Barenboim's Wagner is of course legendary, and I'm sure Die Walküre and its starry trio of soloists were the main attraction of the evening for many.
Although this was a concert performance, there were no seats and no scores for the singers.
Of the three, Waltraud Meier proved most able to take advantage of this, ignore the surroundings and throw herself into her role, despite the conductor's podium separating her from her Siegmund, Simon O'Neill. Her ever-unpredictable intonation firmed up as she progressed, and her voice seemed as agelessly smooth as her forehead (compare and contrast if you will with a violinist half her age, left).
O'Neill's sound, clean and hard-edged, is not the biggest voice, but it cut through the orchestra like a laser. A long-breathed "Wälse!" that left him purple-faced was one of several moments that tested his limits, and he looked less at ease with the compromises of the concert format than Meier. Good Wagnerian tenors are in short supply, and he's definitely in the top drawer. But I find the voice simply efficient, like bleach scouring a blocked drain, and hard to warm to.
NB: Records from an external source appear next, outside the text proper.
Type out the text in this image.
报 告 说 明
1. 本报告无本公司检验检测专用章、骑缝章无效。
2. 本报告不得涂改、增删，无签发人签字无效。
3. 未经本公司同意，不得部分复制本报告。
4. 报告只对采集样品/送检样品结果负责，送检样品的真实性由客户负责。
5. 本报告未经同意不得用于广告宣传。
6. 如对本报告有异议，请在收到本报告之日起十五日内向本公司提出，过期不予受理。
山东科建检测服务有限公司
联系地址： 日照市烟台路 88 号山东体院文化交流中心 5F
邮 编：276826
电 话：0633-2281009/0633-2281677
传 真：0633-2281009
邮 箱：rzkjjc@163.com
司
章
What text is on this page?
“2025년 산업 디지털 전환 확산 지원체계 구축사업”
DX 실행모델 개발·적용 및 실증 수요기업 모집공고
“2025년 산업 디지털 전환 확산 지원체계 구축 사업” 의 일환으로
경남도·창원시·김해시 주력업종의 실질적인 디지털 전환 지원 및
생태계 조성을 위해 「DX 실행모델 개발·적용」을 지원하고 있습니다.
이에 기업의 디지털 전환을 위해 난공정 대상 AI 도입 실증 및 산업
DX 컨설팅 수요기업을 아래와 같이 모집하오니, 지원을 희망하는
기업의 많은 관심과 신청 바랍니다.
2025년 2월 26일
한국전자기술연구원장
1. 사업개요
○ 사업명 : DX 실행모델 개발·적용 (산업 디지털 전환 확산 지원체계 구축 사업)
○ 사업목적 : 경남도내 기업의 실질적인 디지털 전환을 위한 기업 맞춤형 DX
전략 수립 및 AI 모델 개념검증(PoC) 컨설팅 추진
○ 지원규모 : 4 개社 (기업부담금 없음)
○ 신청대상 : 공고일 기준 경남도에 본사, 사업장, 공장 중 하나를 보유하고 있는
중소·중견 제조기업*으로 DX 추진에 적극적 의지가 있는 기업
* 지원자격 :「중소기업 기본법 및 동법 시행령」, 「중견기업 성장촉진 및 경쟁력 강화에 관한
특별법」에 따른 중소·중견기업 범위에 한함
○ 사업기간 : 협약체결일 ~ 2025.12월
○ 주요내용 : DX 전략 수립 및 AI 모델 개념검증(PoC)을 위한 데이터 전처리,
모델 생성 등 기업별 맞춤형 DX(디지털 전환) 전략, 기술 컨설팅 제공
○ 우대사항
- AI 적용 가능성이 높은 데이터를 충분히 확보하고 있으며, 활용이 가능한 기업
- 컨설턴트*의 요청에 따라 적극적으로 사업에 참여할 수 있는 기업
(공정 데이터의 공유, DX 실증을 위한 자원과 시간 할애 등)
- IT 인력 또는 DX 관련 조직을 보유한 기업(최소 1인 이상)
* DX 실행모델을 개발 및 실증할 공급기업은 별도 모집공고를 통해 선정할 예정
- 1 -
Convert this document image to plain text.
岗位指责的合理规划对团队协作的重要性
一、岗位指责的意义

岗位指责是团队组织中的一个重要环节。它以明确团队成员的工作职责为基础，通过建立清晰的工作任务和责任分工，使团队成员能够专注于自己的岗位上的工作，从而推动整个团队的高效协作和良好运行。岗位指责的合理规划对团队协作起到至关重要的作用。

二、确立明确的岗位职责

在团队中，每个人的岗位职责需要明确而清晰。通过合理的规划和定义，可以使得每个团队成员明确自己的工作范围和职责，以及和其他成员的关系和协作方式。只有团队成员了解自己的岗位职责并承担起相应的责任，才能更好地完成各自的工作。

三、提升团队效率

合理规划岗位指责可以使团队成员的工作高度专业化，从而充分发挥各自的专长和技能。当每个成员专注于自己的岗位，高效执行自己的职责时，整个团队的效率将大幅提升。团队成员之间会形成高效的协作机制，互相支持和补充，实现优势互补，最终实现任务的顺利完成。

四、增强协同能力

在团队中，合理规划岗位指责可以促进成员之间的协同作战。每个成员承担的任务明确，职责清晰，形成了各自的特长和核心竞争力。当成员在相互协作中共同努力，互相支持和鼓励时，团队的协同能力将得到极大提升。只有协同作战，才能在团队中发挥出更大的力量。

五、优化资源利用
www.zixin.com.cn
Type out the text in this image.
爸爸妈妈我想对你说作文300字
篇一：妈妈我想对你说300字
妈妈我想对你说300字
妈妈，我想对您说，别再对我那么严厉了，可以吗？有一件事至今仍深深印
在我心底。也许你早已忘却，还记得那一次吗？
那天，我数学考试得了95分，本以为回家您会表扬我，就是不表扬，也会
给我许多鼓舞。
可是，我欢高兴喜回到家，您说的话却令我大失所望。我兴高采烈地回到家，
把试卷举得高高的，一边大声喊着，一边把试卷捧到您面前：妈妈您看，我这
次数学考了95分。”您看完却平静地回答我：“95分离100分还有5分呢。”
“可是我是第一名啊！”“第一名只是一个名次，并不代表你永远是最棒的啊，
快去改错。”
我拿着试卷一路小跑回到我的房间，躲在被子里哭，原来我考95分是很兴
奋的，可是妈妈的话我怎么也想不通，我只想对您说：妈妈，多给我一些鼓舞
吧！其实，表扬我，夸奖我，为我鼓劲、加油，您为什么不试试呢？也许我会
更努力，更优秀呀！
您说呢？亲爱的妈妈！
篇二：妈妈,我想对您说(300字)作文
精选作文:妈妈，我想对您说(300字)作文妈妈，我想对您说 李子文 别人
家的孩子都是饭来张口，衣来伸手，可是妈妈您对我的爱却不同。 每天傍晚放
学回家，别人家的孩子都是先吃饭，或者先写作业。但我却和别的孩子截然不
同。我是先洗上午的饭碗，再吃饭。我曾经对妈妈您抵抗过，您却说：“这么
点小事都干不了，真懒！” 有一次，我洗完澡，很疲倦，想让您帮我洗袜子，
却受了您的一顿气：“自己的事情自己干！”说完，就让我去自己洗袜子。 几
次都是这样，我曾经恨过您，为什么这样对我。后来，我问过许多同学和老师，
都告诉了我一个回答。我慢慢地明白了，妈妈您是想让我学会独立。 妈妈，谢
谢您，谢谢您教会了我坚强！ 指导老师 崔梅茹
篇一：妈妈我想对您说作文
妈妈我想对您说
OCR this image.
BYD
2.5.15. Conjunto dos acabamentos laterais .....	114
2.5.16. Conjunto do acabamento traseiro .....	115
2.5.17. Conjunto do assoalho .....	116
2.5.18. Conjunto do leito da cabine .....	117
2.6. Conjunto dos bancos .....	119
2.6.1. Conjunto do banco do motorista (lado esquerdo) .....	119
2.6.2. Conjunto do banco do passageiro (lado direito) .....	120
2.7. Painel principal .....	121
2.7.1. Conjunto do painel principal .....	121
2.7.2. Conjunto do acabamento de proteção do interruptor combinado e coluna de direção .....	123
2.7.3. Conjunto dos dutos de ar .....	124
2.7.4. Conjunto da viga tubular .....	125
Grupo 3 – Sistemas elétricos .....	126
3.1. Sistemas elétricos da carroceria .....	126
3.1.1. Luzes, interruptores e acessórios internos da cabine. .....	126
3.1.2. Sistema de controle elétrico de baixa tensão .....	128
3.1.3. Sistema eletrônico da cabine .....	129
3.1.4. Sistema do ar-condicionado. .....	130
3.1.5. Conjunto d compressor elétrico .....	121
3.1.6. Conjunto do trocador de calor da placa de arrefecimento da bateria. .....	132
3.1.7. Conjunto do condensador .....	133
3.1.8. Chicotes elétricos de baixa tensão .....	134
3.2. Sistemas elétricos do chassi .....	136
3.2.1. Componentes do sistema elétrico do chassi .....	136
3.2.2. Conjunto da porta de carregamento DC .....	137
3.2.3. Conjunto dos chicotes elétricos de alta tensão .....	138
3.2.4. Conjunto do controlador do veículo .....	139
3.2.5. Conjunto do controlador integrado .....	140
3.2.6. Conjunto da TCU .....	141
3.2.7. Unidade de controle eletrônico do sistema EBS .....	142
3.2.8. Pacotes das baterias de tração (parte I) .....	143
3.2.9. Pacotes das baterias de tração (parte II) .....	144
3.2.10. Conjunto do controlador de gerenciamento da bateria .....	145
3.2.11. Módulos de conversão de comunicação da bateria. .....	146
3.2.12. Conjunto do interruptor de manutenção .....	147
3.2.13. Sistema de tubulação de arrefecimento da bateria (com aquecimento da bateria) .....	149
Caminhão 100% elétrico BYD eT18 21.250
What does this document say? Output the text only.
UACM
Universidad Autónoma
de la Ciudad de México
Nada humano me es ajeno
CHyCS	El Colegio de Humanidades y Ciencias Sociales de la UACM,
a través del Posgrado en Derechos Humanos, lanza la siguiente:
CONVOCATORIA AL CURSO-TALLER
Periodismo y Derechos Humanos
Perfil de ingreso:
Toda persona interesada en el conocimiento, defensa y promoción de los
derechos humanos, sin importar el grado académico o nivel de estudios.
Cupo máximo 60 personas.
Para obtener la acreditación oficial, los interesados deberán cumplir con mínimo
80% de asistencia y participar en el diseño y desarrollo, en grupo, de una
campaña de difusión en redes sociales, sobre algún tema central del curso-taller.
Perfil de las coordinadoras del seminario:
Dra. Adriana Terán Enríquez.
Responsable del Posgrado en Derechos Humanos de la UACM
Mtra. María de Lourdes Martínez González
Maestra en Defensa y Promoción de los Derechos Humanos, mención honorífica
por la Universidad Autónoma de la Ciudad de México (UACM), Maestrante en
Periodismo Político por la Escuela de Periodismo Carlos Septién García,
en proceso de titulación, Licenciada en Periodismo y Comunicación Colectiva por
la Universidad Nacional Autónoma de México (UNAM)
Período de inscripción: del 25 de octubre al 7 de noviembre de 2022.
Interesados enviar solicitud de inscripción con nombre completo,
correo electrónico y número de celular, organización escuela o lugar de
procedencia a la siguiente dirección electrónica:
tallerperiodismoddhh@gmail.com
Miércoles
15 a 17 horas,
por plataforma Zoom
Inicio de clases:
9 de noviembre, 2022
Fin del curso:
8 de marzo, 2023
Rene Pape was his usual laconic self. Added to this, the part of Hunding lies a little low for him, so it was a less than jaw-dropping performance, but the natural beauty of his voice shone through.
Almost inevitably though, Barenboim was the real star, teasing a thrilling performance from the orchestra, even if it lacked a little of the weight and refinement customary in his Wagner.
I don't think I've ever heard applause quite as shattering and prolonged as what followed. There was an almost instant standing ovation, and few audience members left, even though Barenboim took his time going round each orchestra member thanking them individually. He hugged, he kissed, he shook hands. Another first - I've never seen him smile so genuinely or respond so warmly as he did to the young musicians of the orchestra.
There was to be no encore though - just a speech (in perfect French).
Barenboim started by explaining his extended individual congratulations - it was because it was their "last concert". Leader Michael Barenboim almost jumped out of his seat, then sank back as his father corrected himself "that is, the last concert of the summer".
He went on to say that each musician had shown enormous courage in coming to play in the orchestra.
"It's not a political project, but a third way. We think only that there's no military solution to the Israeli-Palestinian conflict. We want to learn to live together".